Inside the GOP Convention’s cybersecurity operation
Even before news broke this week that suspected Russian hackers had breached computers at the Democratic National Committee, organizers of the GOP Convention were preparing for an onslaught of cyber attacks, long-time convention Chief Information Officer Max Everett told FedScoop.
“We’re preparing and fully expect a wide array of attacks and different threat actors,” he said. “Hacktivists like Anonymous and other types of people who are looking for eyeballs, hoping to be disruptors, are definitely on our radar and have been for a long time.”
He said the U.S. Secret Service was already working with local energy and other infrastructure providers in the Cleveland area on their cybersecurity stance — to ensure hackers can’t kill the lights, cut off the phones or interfere with the water supply for the event. But the attacks he expected on the convention’s own network were at a lower level.
“We expect that the attacks we’ll face will be motivated by defacement and disruption, not the theft of data assets,” Everett told FedScoop.

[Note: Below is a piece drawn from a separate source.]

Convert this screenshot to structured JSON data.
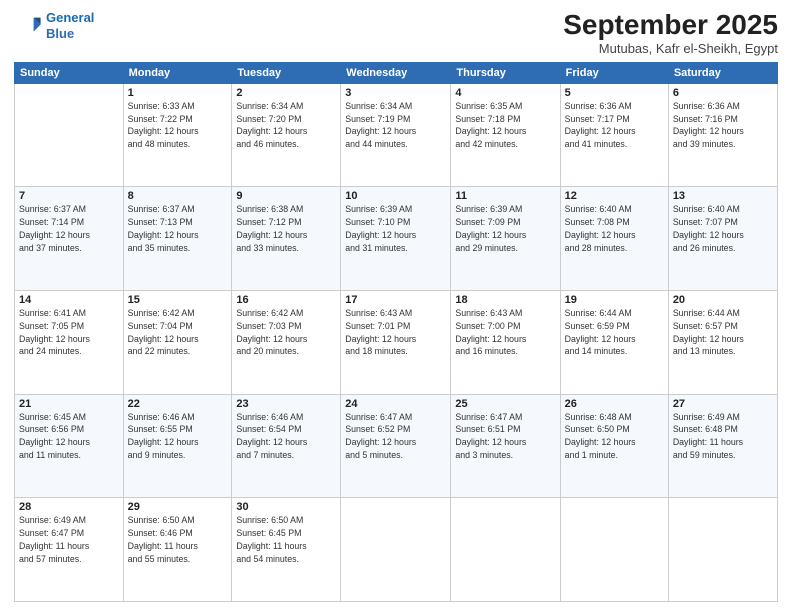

Everett, a veteran security consultant who coordinates cybersecurity operations related to the convention’s digital systems and network infrastructure, leads a small 6-person IT team. This full-time, on-the-ground team based in Cleveland will grow by roughly 50 specialist contractors — with event tech vendors like Microsoft, AT&T and Cisco among others providing muscle — before “game day.”
Within this arrangement, AT&T is focusing on connectivity and network resistance; Microsoft’s cloud platform will be the central database, asset storage and chat system; and Cisco is responsible for providing internet routers, switches and specific firewall defenses.

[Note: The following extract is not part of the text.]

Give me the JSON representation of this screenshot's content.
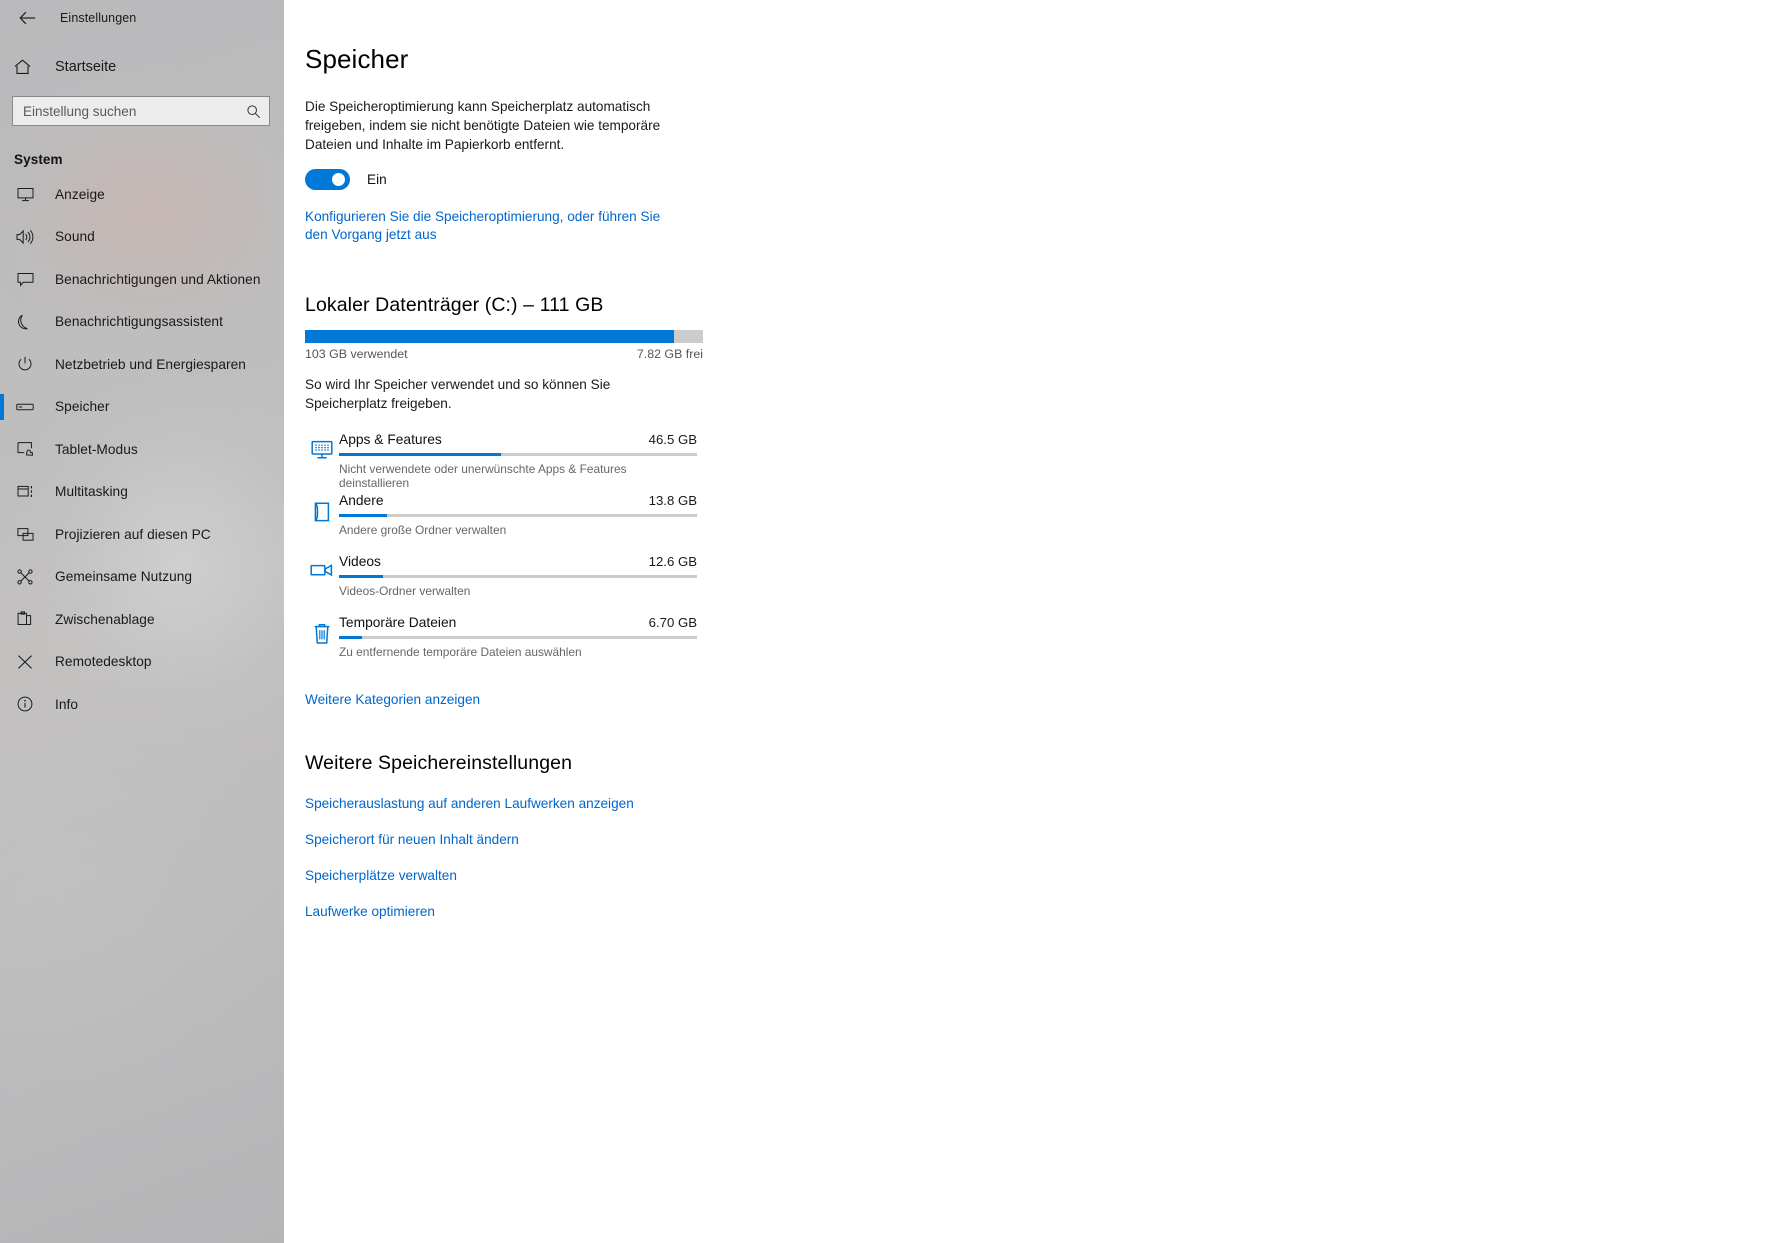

Additionally, Everett said that negotiations are underway with a “recognizable” cybersecurity firm to help monitor network activity, though he declined to name the brand due to ongoing contract negotiations.
The 2016 will be Everett’s fourth consecutive convention working cybersecurity for the GOP. He explained in a phone interview with FedScoop that preparations for the convention began more than 6 months ago and have ramped up in recent weeks as the July 20 start date nears.
Interestingly, Everett described that he has not noticed a significant difference in dangerous online activity aimed at the convention at this point compared to the same timeframe in years past. And that fact is somewhat surprising, he explained, because it is widely understood that access to hacking tools and services has become easier today than ever before.
“I think we’ve worked really hard and sort of put the fear of God into our [cobstaff, so that they have good digital security hygiene … Whenever someone suspects that a phishing attempt was made against them, or maybe if they come across a suspicious email attachment, they come right to us,” said Everett.
Broadly speaking, malicious activity against the convention’s systems typically spikes in both force and volume leading up to the eventual event. Everett explained that his team had already intercepted multiple targeted email phishing attempts and in years past have experienced denial of service, or DDoS, style attacks. These attacks are not “out of the ordinary,” he averred.
“It’s the same type of stuff that happens everyday to companies in the private sphere,” said Everett.
Expanding on the nature of this year’s cybersecurity strategy, he boasted that Microsoft’s cloud platform will enable a more spread out and defensible set of possible vulnerabilities. And this is critical, according to Everett, because it will enable the convention’s data infrastructure to be securely divided and cut off from other systems — in line with a well known information assurance concept known as Defense in Depth.
Top personnel from Microsoft security team are also working to make sure that all the convention’s computers are up to date and patched, said Everett.
His convention’s cybersecurity team is independent both of the broader RNC staff, the presidential campaign itself and the U.S. Secret Service. Nonetheless, Everett is recommending to campaign and RNC staff attending, and even to Secret Service personnel, to use two factor authentication and establish strong — possibly new — passwords before July 20 in the wake of several high profile breaches.
The Secret Service, for its own part, is the lead federal agency involved in securing the convention, which is branded a “national security special event.” The agency is working with various local infrastructure providers as it relates to Internet of Things and industrial control system, or ICS, cybersecurity, Everett said. Cleveland area energy providers, for example, who use ICS to manage output are in close talks with USSS.
Also central to the GOP Convention’s cybersecurity operations will be mobile communications technology.
Due to the significant support offered by remote IT staff in this year’s convention, Everett said that reliable communications will be extremely important to coordinate activities. He detailed the use of smartphones layered with encryption software, conventional email, Microsoft Office 365 chat and “two other chat services” — though he declined to name those two chat platforms.
“We’re using both device based encryption as well as mobile device management to protect our smartphones,” he said.